Accordingly, the 5-member bench gave full concurring judgment, albeit with different reasons, and concluded as follows:
- The right of the media to freedom of speech and expression under Article 19(1)(a) cannot be restricted save by a law made by a competent legislative body, and even thereunder only on the grounds expressly mentioned in Article 19(2) of the Constitution.
- The right to freedom of speech and expression under Article 19(1)(a), like any other constitutional right, has a content that is determined by the interplay of that right with the rights granted to others under the Constitution, as also by the obligations imposed under the Constitution on the rights holder. In other words, the ideals, values and concepts under the Constitution, the rights conferred on others thereunder, and the duties imposed on the right holder itself under the Constitution, serve to delimit the particular right and determine its content, scope and extent.
- In the case of a conflict arising between the right of the media to freedom of speech and expression under Article 19(1)(a), and the right of an individual to his/her dignity or reputation that is traceable to Article 21 of the Constitution, the former has to be seen as controlled not only by the latter, but also by the ideals, values, concepts and fundamental duties recognized under the Constitution which are equally binding on the media. The right under Article 19(1)(a) thus gets correspondingly delimited and, in appropriate cases, must yield to the right of the individual under Article 21 of the Constitution.

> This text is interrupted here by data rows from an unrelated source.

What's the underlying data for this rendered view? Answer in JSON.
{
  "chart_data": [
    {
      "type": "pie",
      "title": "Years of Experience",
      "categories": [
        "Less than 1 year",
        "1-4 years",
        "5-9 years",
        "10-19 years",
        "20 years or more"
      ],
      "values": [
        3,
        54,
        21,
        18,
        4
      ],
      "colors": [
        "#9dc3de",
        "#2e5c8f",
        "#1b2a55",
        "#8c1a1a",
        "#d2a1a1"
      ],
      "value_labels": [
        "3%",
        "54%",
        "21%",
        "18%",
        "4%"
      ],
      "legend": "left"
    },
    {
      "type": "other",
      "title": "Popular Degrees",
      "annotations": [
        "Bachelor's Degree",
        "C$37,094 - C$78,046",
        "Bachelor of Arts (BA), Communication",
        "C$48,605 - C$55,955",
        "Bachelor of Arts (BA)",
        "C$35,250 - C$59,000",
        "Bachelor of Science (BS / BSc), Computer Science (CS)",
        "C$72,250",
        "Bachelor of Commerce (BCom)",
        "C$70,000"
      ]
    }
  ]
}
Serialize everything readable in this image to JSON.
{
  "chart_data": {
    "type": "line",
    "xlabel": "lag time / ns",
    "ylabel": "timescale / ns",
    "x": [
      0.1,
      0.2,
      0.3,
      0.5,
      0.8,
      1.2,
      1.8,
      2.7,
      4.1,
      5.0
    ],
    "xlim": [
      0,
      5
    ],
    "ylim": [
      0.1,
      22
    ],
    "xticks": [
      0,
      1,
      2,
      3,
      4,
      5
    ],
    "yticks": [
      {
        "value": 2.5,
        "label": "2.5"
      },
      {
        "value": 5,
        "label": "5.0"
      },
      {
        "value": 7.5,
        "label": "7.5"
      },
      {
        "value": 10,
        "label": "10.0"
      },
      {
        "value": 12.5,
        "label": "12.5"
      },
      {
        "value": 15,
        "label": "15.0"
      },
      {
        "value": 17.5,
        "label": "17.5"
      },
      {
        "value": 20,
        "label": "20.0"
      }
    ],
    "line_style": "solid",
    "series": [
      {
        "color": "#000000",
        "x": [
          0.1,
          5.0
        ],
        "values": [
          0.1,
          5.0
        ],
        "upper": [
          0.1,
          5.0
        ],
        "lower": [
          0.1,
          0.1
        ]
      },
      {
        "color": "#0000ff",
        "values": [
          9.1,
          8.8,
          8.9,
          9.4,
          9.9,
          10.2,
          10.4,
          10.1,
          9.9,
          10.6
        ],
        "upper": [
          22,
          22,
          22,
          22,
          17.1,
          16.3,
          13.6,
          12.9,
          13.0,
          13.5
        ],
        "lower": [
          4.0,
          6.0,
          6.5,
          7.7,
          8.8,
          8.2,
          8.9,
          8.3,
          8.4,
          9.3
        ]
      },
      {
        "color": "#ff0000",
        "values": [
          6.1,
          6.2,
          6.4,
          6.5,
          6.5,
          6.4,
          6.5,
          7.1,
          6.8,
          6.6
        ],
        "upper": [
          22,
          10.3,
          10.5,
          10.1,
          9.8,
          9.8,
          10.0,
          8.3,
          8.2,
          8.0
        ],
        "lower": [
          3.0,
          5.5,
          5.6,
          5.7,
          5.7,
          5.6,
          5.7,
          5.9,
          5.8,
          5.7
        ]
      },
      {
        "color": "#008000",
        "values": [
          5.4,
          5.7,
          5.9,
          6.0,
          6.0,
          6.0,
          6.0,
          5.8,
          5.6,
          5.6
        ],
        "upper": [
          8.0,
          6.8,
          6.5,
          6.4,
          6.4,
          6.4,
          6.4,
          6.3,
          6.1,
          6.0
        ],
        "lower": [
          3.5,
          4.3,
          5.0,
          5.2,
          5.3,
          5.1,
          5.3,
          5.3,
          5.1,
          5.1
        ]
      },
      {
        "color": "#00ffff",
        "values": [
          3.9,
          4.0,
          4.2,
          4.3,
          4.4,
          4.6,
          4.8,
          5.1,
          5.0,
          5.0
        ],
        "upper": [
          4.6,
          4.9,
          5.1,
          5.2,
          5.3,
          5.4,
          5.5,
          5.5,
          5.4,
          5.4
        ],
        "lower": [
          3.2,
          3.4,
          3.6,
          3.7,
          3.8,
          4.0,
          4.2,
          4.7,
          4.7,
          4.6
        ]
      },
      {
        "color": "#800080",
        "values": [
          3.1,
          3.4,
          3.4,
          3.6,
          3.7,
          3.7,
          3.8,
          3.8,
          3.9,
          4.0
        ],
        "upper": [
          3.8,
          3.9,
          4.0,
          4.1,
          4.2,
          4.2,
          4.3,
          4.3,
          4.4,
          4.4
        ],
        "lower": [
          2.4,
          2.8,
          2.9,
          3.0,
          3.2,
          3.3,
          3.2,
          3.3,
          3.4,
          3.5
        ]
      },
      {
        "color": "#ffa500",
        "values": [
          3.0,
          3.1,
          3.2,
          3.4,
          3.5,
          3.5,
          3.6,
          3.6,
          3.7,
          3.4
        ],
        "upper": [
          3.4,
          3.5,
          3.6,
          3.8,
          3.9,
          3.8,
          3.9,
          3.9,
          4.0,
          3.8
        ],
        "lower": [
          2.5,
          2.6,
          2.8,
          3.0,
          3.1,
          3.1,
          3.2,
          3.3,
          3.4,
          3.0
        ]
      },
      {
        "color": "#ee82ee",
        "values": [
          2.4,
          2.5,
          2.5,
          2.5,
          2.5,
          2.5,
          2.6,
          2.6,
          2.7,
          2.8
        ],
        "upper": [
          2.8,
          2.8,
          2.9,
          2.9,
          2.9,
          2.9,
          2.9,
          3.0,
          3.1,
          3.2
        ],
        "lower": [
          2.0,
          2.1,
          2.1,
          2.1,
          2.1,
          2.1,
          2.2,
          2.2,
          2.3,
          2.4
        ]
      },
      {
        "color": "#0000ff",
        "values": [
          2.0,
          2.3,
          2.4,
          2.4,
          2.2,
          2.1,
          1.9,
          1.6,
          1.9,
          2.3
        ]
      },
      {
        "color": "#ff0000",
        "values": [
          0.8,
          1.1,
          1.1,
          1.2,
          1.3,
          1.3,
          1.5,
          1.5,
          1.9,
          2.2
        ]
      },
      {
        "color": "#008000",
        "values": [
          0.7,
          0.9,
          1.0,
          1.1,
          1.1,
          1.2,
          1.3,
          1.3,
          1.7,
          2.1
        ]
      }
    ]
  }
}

- In the context of reporting facts relating to criminal investigations or cases pending adjudication before the various adjudicatory forums, the right of the media to freedom of speech and expression under Article 19(1)(a) would be further delimited by their obligation to defer to the principle of separation of powers that is recognised under our Constitution. The said principle, coupled with the concept of the rule of law, mandates that the final and authoritative determination of guilt or innocence can be pronounced only by a judicial authority. Therefore, the expression by the media of any definitive opinion regarding the guilt or innocence of a party in a criminal investigation or a case pending adjudication, before an authoritative pronouncement is made by the adjudicatory forum concerned, would not get the protection under Article 19(1)(a) of the Constitution.
- The declaration of the law, as above, is deemed necessary so as to guide the media in its exercise of the right to freedom of speech and expression in situations where they deem it necessary to report facts relating to criminal investigations and cases pending adjudication before various adjudicatory forums in our country. Deference to the said declaration of law would go a long way in preventing unnecessary instances of breach of fundamental rights of individuals in society and hopefully would also usher in a new era of responsible journalism.
- In those instances where an aggrieved individual can establish that his/her right to dignity/reputation traceable to Article 21 of the Constitution has been or is likely to be infringed by the actions of the media, he/she can approach a constitutional court which can forge a suitable measure to either prevent or contain the damage occasioned by the breach of that right.